Entrar Via

Luna Abandonada: Agora Intocável romance Capítulo 202

Sebastian

A cor sumiu do rosto da minha mãe como se ela tivesse acabado de presenciar um acidente de carro em câmera lenta. Nenhuma das opções era atraente para ela. Isso estava bem claro.

"Vou te dar dez minutos para decidir," eu disse de forma controlada, meu tom quase gentil — aquele tipo de voz que você escuta logo antes de uma cláusula legal entrar em vigor.

*Finalmente tomando uma posição*, meu lobo rosnou dentro de mim. *Ela acha que pode continuar nos afastando do nosso par.*

"Se você não conseguir tomar uma decisão até lá, ficarei feliz em tomar uma por você."

"Você—você está me encurralando!" minha mãe disparou, a raiva brilhando em seus olhos. "Eu me recuso a escolher!"

Recostei-me, calmo como sempre. "Mãe, vamos ser honestos. Quando manifestei preocupações sobre o retorno da Amara a Denver, você pessoalmente me garantiu. Você disse que ela não estava aqui para criar problemas, que ela não iria interferir no meu relacionamento, e que tudo tinha sido acordado mutuamente. Eu respeitei isso. Me afastei. Correto?"

"…Sim," ela admitiu, a voz quase inaudível.

"Bom. Eu confiei. Respeitei. Mas também dei um aviso claro: se ela ultrapassasse o limite, haveria consequências. Você não levantou objeções na época.

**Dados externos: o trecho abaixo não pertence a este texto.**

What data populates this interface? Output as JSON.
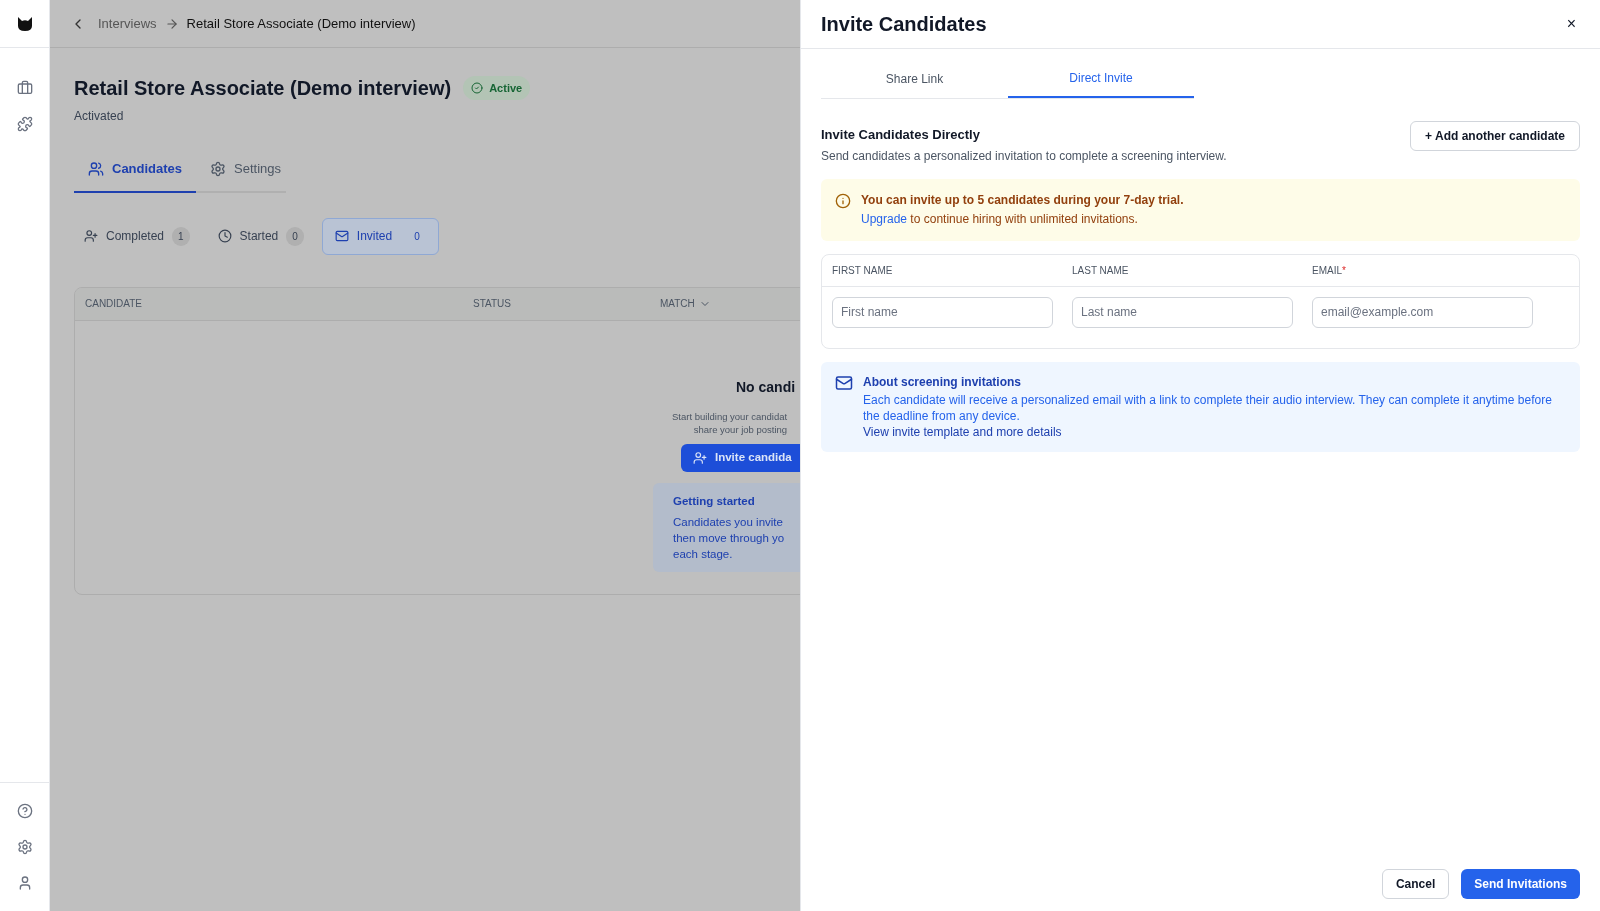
{
  "breadcrumb": {
    "parent": "Interviews",
    "current": "Retail Store Associate (Demo interview)"
  },
  "page": {
    "title": "Retail Store Associate (Demo interview)",
    "status": "Active",
    "subtitle": "Activated"
  },
  "tabs": [
    {
      "label": "Candidates",
      "kind": "people",
      "selected": true
    },
    {
      "label": "Settings",
      "kind": "gear",
      "selected": false
    }
  ],
  "filters": [
    {
      "label": "Completed",
      "count": "1",
      "kind": "person",
      "selected": false
    },
    {
      "label": "Started",
      "count": "0",
      "kind": "clock",
      "selected": false
    },
    {
      "label": "Invited",
      "count": "0",
      "kind": "mail",
      "selected": true
    }
  ],
  "table": {
    "columns": [
      "CANDIDATE",
      "STATUS",
      "MATCH"
    ]
  },
  "empty_state": {
    "title": "No candi",
    "lines": [
      "Start building your candidat",
      "share your job posting"
    ],
    "button": "Invite candida",
    "tip_title": "Getting started",
    "tip_lines": [
      "Candidates you invite",
      "then move through yo",
      "each stage."
    ]
  },
  "drawer": {
    "title": "Invite Candidates",
    "close": "×",
    "tabs": [
      {
        "label": "Share Link",
        "selected": false
      },
      {
        "label": "Direct Invite",
        "selected": true
      }
    ],
    "heading": "Invite Candidates Directly",
    "description": "Send candidates a personalized invitation to complete a screening interview.",
    "add_button": "+ Add another candidate",
    "notice": {
      "line1": "You can invite up to 5 candidates during your 7-day trial.",
      "link": "Upgrade",
      "line2": " to continue hiring with unlimited invitations."
    },
    "form": {
      "columns": [
        {
          "label": "FIRST NAME",
          "required": false
        },
        {
          "label": "LAST NAME",
          "required": false
        },
        {
          "label": "EMAIL",
          "required": true
        }
      ],
      "required_mark": "*",
      "placeholders": [
        "First name",
        "Last name",
        "email@example.com"
      ]
    },
    "info": {
      "title": "About screening invitations",
      "text": "Each candidate will receive a personalized email with a link to complete their audio interview. They can complete it anytime before the deadline from any device.",
      "link": "View invite template and more details"
    },
    "buttons": {
      "cancel": "Cancel",
      "submit": "Send Invitations"
    }
  }
}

Esse era o nosso entendimento."

Os olhos dela se arregalaram. "Eu nunca concordei com nada—"

"Por favor, não," eu disse, pegando meu celular. "Vamos evitar um jogo de negação."

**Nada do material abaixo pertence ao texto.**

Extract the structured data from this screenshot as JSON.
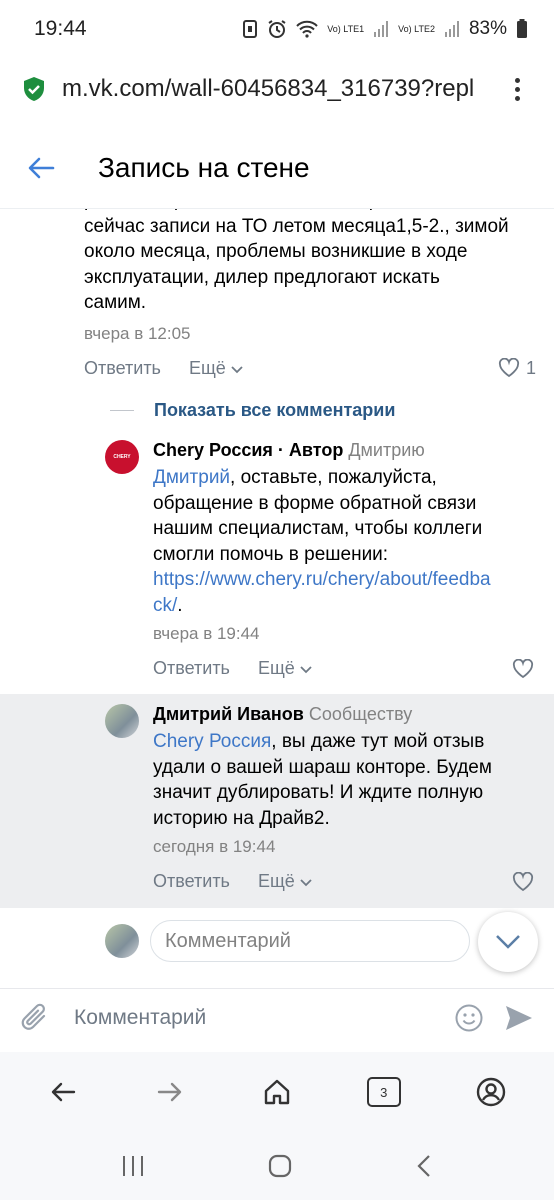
{
  "status": {
    "time": "19:44",
    "battery": "83%",
    "sim1": "Vo) LTE1",
    "sim2": "Vo) LTE2"
  },
  "browser": {
    "url": "m.vk.com/wall-60456834_316739?repl"
  },
  "header": {
    "title": "Запись на стене"
  },
  "top_comment": {
    "lines": [
      "работы сервисов в выявлении проблем,",
      "сейчас записи на ТО летом месяца1,5-2., зимой",
      "около месяца, проблемы возникшие в ходе",
      "эксплуатации, дилер предлогают искать",
      "самим."
    ],
    "time": "вчера в 12:05",
    "reply": "Ответить",
    "more": "Ещё",
    "likes": "1"
  },
  "show_all": "Показать все комментарии",
  "comment1": {
    "author": "Chery Россия · Автор",
    "to": "Дмитрию",
    "mention": "Дмитрий",
    "text_after_mention": ", оставьте, пожалуйста,",
    "lines": [
      "обращение в форме обратной связи",
      "нашим специалистам, чтобы коллеги",
      "смогли помочь в решении:"
    ],
    "link_line1": "https://www.chery.ru/chery/about/feedba",
    "link_line2": "ck/",
    "after_link": ".",
    "time": "вчера в 19:44",
    "reply": "Ответить",
    "more": "Ещё",
    "avatar_text": "CHERY"
  },
  "comment2": {
    "author": "Дмитрий Иванов",
    "to": "Сообществу",
    "mention": "Chery Россия",
    "text_after_mention": ", вы даже тут мой отзыв",
    "lines": [
      "удали о вашей шараш конторе. Будем",
      "значит дублировать! И ждите полную",
      "историю на Драйв2."
    ],
    "time": "сегодня в 19:44",
    "reply": "Ответить",
    "more": "Ещё"
  },
  "inline_comment": {
    "placeholder": "Комментарий"
  },
  "composer": {
    "placeholder": "Комментарий"
  },
  "tabs_count": "3",
  "colors": {
    "link": "#2a5885",
    "mention": "#3e77c7",
    "highlight_bg": "#edeef0",
    "chery_red": "#c8102e"
  }
}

Toquei na tela e reproduzi a gravação — nossa conversa no jardim de cima.

Exatas suas palavras, seu tom, suas promessas.

Ela ficou paralisada, lábios entreabertos de choque.

Do outro lado da mesa, eu observava Amara lançar um olhar desesperado e silencioso para o meu pai, com os olhos arregalados.

Papai não se mexeu. Apenas balançou a cabeça uma vez, sutilmente. Mensagem recebida.

Desliguei a gravação.

Ela estava começando a entender por que eu tinha sido tão complacente naquele dia—por que a deixei fazer o que queria sem lutar.

Não tinha sido rendição. Tinha sido uma preparação.

“A família Black sempre valorizou a justiça e responsabilidade,” eu disse, com a voz fria e deliberada.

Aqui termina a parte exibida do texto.